Narratively, the picture is a high-octane tour through dingy, unglamorous New York and a visceral, dour crime film (a sort of modern, ADHD tinged “Mean Streets”) featuring a truly detestable screwup protagonist.
From the very beginning Connie is actively unlikable. He drags Nick out of a psychiatric program that he thinks is damaging to Nick and proceeds to immediately throw him into harms way, via the bank robbery. Connie is reckless and self-centered. He sets out on his mission to bail Nick out of jail, relying on the generosity and resources of friends (his older girl friend, played by Jennifer Jason Leigh, tries to use her mother’s credit card) and random strangers. In his reckless and single-minded ways, Connie screws over just about every person he comes into contact with, including a sixteen-year-old girl (played by Taliah Webster). He’s a running disaster.
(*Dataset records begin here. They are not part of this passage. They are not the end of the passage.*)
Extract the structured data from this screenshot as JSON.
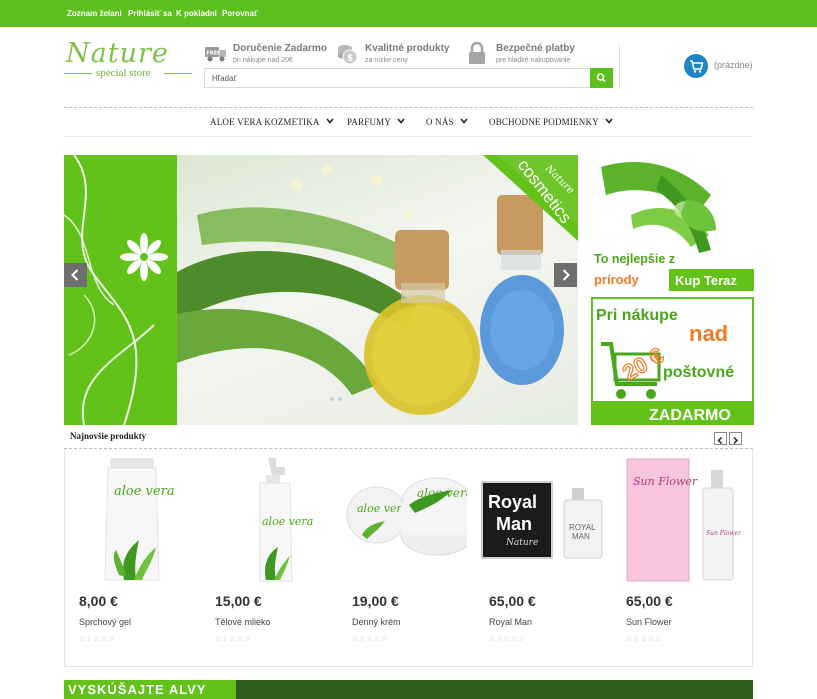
{
  "topbar": {
    "links": [
      "Zoznam želaní",
      "Prihlásiť sa",
      "K pokladni",
      "Porovnať"
    ]
  },
  "logo": {
    "script": "Nature",
    "sub": "special store"
  },
  "features": [
    {
      "title": "Doručenie Zadarmo",
      "small": "pri nákupe nad 20€",
      "icon": "free-delivery-icon"
    },
    {
      "title": "Kvalitné produkty",
      "small": "za nízke ceny",
      "icon": "coins-icon"
    },
    {
      "title": "Bezpečné platby",
      "small": "pre hladké nakupovanie",
      "icon": "lock-icon"
    }
  ],
  "search": {
    "placeholder": "Hľadať",
    "icon": "search-icon"
  },
  "cart": {
    "label": "(prázdne)",
    "icon": "cart-icon"
  },
  "nav": [
    {
      "label": "ALOE VERA KOZMETIKA"
    },
    {
      "label": "PARFUMY"
    },
    {
      "label": "O NÁS"
    },
    {
      "label": "OBCHODNE PODMIENKY"
    }
  ],
  "slider": {
    "ribbon_script": "Nature",
    "ribbon_text": "cosmetics",
    "prev_icon": "chevron-left-icon",
    "next_icon": "chevron-right-icon"
  },
  "promo1": {
    "line1": "To nejlepšie z",
    "line2": "prírody",
    "button": "Kup Teraz"
  },
  "promo2": {
    "line1": "Pri nákupe",
    "line2": "nad",
    "amount": "20 €",
    "line3": "poštovné",
    "line4": "ZADARMO"
  },
  "section": {
    "title": "Najnovšie produkty"
  },
  "products": [
    {
      "price": "8,00 €",
      "name": "Sprchový gel"
    },
    {
      "price": "15,00 €",
      "name": "Tělové mlieko"
    },
    {
      "price": "19,00 €",
      "name": "Denný krém"
    },
    {
      "price": "65,00 €",
      "name": "Royal Man"
    },
    {
      "price": "65,00 €",
      "name": "Sun Flower"
    }
  ],
  "product_labels": {
    "aloe": "aloe vera",
    "royal_l1": "Royal",
    "royal_l2": "Man",
    "royal_script": "Nature",
    "royal_bottle_l1": "ROYAL",
    "royal_bottle_l2": "MAN",
    "sun": "Sun Flower"
  },
  "bottom_banner": {
    "text": "VYSKÚŠAJTE ALVY"
  },
  "colors": {
    "brand_green": "#5cbf1e",
    "cart_blue": "#1f84c7",
    "accent_orange": "#f07c22"
  }
}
It can be difficult to watch “Good Time” because of all this; many times I wished for Connie to get apprehended or simply hit by a bus. He’s not even a sympathetic or a tragic figure and there isn’t much character growth. Scene after scene he continues on a downward spiral, on a mission that was doomed from the start. By the end, I rooted for his inevitable demise. However, what makes Connie’s disastrous odyssey at least partially fascinating is his delusional and gradually destructive entitlement. Connie spends the entirety of “Good Time” taking advantage of others (taking their cars, phones, apartments) while still viewing himself as the victim--blaming others for his own idiotic screw-ups. At one point he even accuses another person he meets named Ray (Buddy Duress) of being entitled and dependent on welfare. Uh, didn’t you just force your girlfriend to use her mother’s credit card for bail money a few hours ago?
As the film moves along Connie’s sense of entitlement strengthens and his actions become increasingly heinous. His lowest moment comes near the end when he and Ray break into a closed amusement park to retrieve a hidden sack of drug money. When he encounters the security guard, (played by Oscar nominee Barkhad Abdi) Connie beats him to a pulp, force feeds him liquid LSD and takes his uniform as the cops arrive, essentially stealing his identity and framing this poor man for his own crime.
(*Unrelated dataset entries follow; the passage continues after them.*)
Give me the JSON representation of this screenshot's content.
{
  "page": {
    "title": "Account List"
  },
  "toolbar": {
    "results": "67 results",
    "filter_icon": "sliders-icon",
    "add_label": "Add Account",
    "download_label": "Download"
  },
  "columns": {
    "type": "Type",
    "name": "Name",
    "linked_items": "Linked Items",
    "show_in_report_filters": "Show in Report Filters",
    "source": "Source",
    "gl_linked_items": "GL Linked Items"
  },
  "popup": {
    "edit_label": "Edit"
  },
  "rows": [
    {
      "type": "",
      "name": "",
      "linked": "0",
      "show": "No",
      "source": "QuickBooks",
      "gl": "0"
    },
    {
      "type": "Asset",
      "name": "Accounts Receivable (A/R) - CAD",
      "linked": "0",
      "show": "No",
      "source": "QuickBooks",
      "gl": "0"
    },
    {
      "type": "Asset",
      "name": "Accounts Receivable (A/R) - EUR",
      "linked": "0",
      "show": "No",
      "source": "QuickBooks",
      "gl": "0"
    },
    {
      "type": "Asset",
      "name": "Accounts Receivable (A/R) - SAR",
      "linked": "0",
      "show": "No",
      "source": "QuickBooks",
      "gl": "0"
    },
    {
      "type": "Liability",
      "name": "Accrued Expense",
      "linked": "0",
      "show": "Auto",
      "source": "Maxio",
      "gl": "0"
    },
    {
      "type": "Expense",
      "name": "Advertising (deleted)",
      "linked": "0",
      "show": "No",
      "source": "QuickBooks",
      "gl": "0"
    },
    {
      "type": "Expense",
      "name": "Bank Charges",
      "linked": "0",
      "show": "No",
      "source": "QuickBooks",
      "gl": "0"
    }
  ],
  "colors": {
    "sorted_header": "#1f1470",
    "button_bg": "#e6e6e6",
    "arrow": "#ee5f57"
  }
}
Pattinson is terrific as Connie—nervous and unhinged in a way that never turns into caricature or becomes melodramatic. Like Kristen Stewart, he’s blossomed into a superb actor post “Twilight,” able to disappear completely into every role he takes on. As gloomy and infuriating as “Good Time” can be, Pattinson’s commitment and energy to such an unpleasant character, along with the Shafdi Brother’s kinetic style, make it intense and absorbing.